How to reshape the output of a sequence to fit an image grid

jleobernard · February 23, 2021, 10:22am

Hi,
I’m trying to implement my version of a MDLSTM-powered OCR as described here but my training doesn’t work that well (even though the loss is decreasing I only predict blanks). I’ve nailed it down to a problem in reshaping the output of my MDLSTM layer.
As an input I have x.shape = (batch_size, in_channels, height, width) and as a raw input I have a List of height x width torch.Tensor, each having the shape (batch_size, out_channels).
What I did at first (and which turned out to be wrong) was a simple

torch.stack(hidden_states_direction).view((batch_size, self.out_channels, height, width))

Which does not yield the result I expect as it mixes the outputs together.
Let’s say having looped through my batch_size = 2 images of dimension (height=4, width=3) to produce 5 channels per pixel I have the following list

> [torch.rand(2,5) for x in range(12)]
[tensor([[0.1348, 0.0710, 0.9240, 0.9735, 0.7842],
        [0.5013, 0.7658, 0.1962, 0.3333, 0.5991]]), tensor([[0.7568, 0.1716, 0.7395, 0.6700, 0.9601],
        [0.2582, 0.0923, 0.9973, 0.3343, 0.9009]]), tensor([[0.5934, 0.1546, 0.1858, 0.5376, 0.7067],
        [0.8049, 0.6795, 0.3320, 0.4425, 0.7615]]), tensor([[0.7460, 0.8905, 0.6827, 0.4476, 0.0609],
        [0.0105, 0.5343, 0.5208, 0.4784, 0.1590]]), tensor([[0.4839, 0.6299, 0.4922, 0.0787, 0.8225],
        [0.5834, 0.1190, 0.2080, 0.4747, 0.3932]]), tensor([[0.0718, 0.3101, 0.3698, 0.9139, 0.9014],
        [0.5892, 0.1495, 0.6075, 0.5335, 0.0016]]), tensor([[0.5517, 0.9652, 0.5177, 0.7239, 0.0961],
        [0.0418, 0.6147, 0.5976, 0.5161, 0.6613]]), tensor([[0.2002, 0.9971, 0.1544, 0.4872, 0.4858],
        [0.3859, 0.7651, 0.6934, 0.2272, 0.8044]]), tensor([[0.2976, 0.6103, 0.3540, 0.8902, 0.8026],
        [0.2527, 0.7077, 0.4747, 0.6466, 0.1127]]), tensor([[0.1744, 0.9700, 0.2080, 0.1341, 0.7072],
        [0.9541, 0.4466, 0.0883, 0.5382, 0.3992]]), tensor([[0.5413, 0.7202, 0.6576, 0.0709, 0.3593],
        [0.9235, 0.5360, 0.0626, 0.8336, 0.3391]]), tensor([[0.8896, 0.2198, 0.6680, 0.3688, 0.0389],
        [0.8154, 0.5059, 0.9234, 0.9816, 0.5019]])]

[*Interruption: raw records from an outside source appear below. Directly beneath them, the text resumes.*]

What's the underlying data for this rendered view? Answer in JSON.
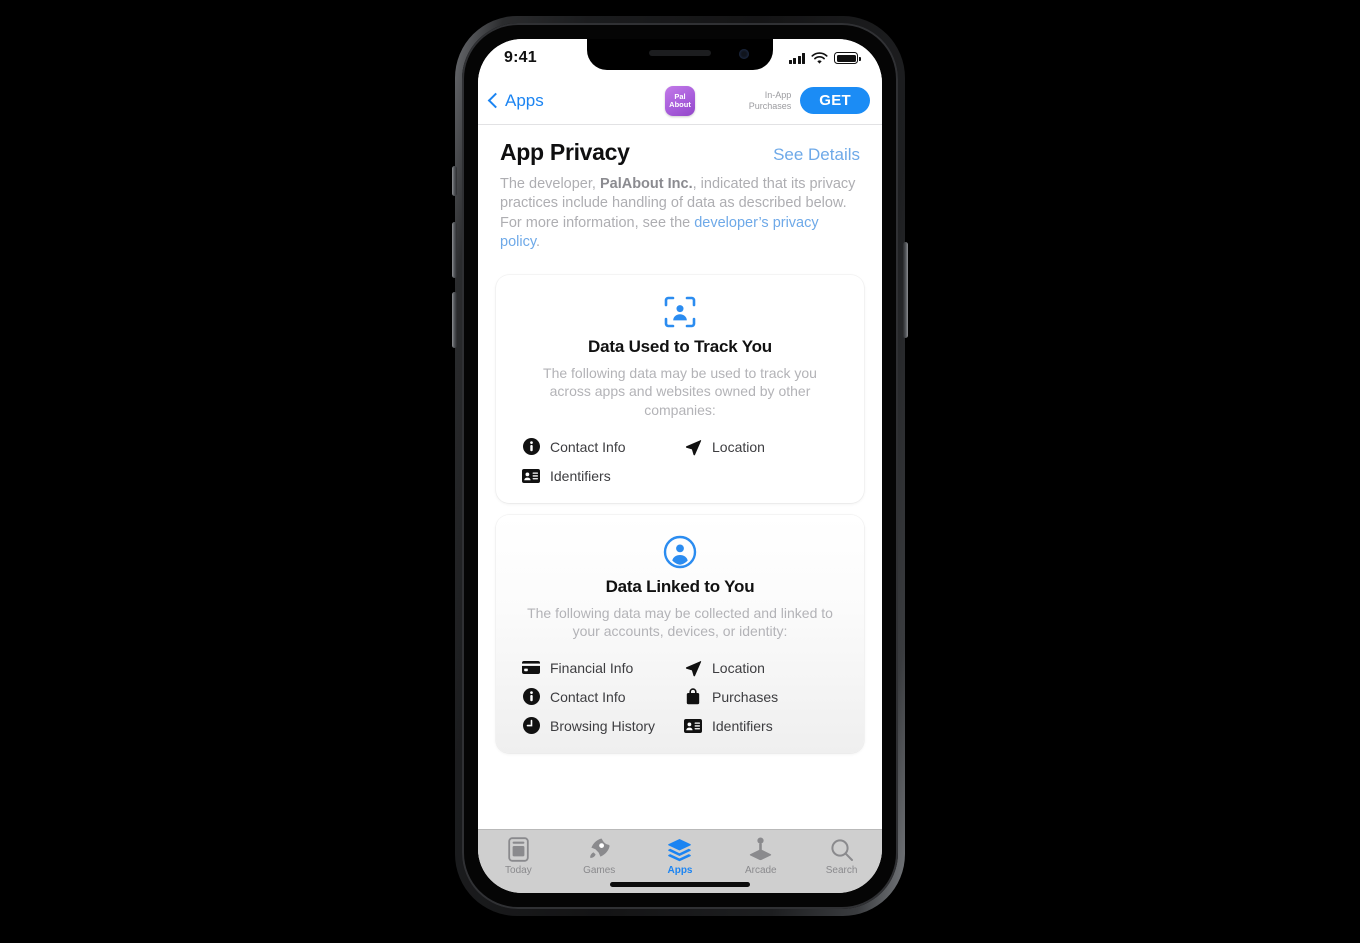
{
  "status_bar": {
    "time": "9:41",
    "signal_icon": "cellular-bars-icon",
    "wifi_icon": "wifi-icon",
    "battery_icon": "battery-full-icon"
  },
  "nav_bar": {
    "back_label": "Apps",
    "back_icon": "chevron-left-icon",
    "app_icon_line1": "Pal",
    "app_icon_line2": "About",
    "in_app_purchases_line1": "In-App",
    "in_app_purchases_line2": "Purchases",
    "get_label": "GET"
  },
  "section": {
    "title": "App Privacy",
    "see_details_label": "See Details",
    "blurb_part1": "The developer, ",
    "blurb_developer": "PalAbout Inc.",
    "blurb_part2": ", indicated that its privacy practices include handling of data as described below. For more information, see the ",
    "blurb_link": "developer’s privacy policy",
    "blurb_end": "."
  },
  "cards": [
    {
      "icon": "person-in-viewfinder-icon",
      "title": "Data Used to Track You",
      "subtitle": "The following data may be used to track you across apps and websites owned by other companies:",
      "items": [
        {
          "icon": "info-circle-icon",
          "label": "Contact Info"
        },
        {
          "icon": "location-arrow-icon",
          "label": "Location"
        },
        {
          "icon": "contact-card-icon",
          "label": "Identifiers"
        }
      ]
    },
    {
      "icon": "person-circle-icon",
      "title": "Data Linked to You",
      "subtitle": "The following data may be collected and linked to your accounts, devices, or identity:",
      "items": [
        {
          "icon": "credit-card-icon",
          "label": "Financial Info"
        },
        {
          "icon": "location-arrow-icon",
          "label": "Location"
        },
        {
          "icon": "info-circle-icon",
          "label": "Contact Info"
        },
        {
          "icon": "shopping-bag-icon",
          "label": "Purchases"
        },
        {
          "icon": "clock-icon",
          "label": "Browsing History"
        },
        {
          "icon": "contact-card-icon",
          "label": "Identifiers"
        }
      ]
    }
  ],
  "tab_bar": {
    "tabs": [
      {
        "icon": "today-icon",
        "label": "Today",
        "active": false
      },
      {
        "icon": "rocket-icon",
        "label": "Games",
        "active": false
      },
      {
        "icon": "layers-icon",
        "label": "Apps",
        "active": true
      },
      {
        "icon": "joystick-icon",
        "label": "Arcade",
        "active": false
      },
      {
        "icon": "search-icon",
        "label": "Search",
        "active": false
      }
    ]
  },
  "colors": {
    "accent_blue": "#1b84f2",
    "link_blue": "#6ea9e8",
    "get_button": "#1b8cf5",
    "app_icon_purple": "#a85ddb",
    "tab_bar_bg": "#cfcfcf",
    "muted_text": "#b3b3b7"
  }
}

Now when I want to put all that back in the form of (batch_size, self.out_channels, height, width) I get

>>> torch.stack(r).view(2, 5, 4, 3)
tensor([[[[0.1348, 0.0710, 0.9240],
          [0.9735, 0.7842, 0.5013],
          [0.7658, 0.1962, 0.3333],
          [0.5991, 0.7568, 0.1716]],

         [[0.7395, 0.6700, 0.9601],
          [0.2582, 0.0923, 0.9973],
          [0.3343, 0.9009, 0.5934],
          [0.1546, 0.1858, 0.5376]],
...

When I would actually want something like

>>> torch.stack(r).view(2, 5, 4, 3)
tensor([[[[0.1348, 0.7568, 0.5934],
          [0.7460, 0.4839, 0.0718],
          [0.5517, 0.2002, 0.2976],
          [0.1744, 0.5413, 0.8896]],

         [[0.0710, 0.1716, 0.1546],
          [0.8905, 0.6299, 0.3101],
          [0.9652, 0.9971, 0.6103],
          [0.9700, 0.7202, 0.2198]],
...

Any help would be greatly appreciated

jleobernard · February 23, 2021, 10:32am

Well if anyone is interested I’ve find the fold solution :

fold = torch.nn.Fold(output_size=(4, 3), kernel_size=(1, 1))
fold(torch.stack(r, dim=2)))

This worked in the sample-case I described.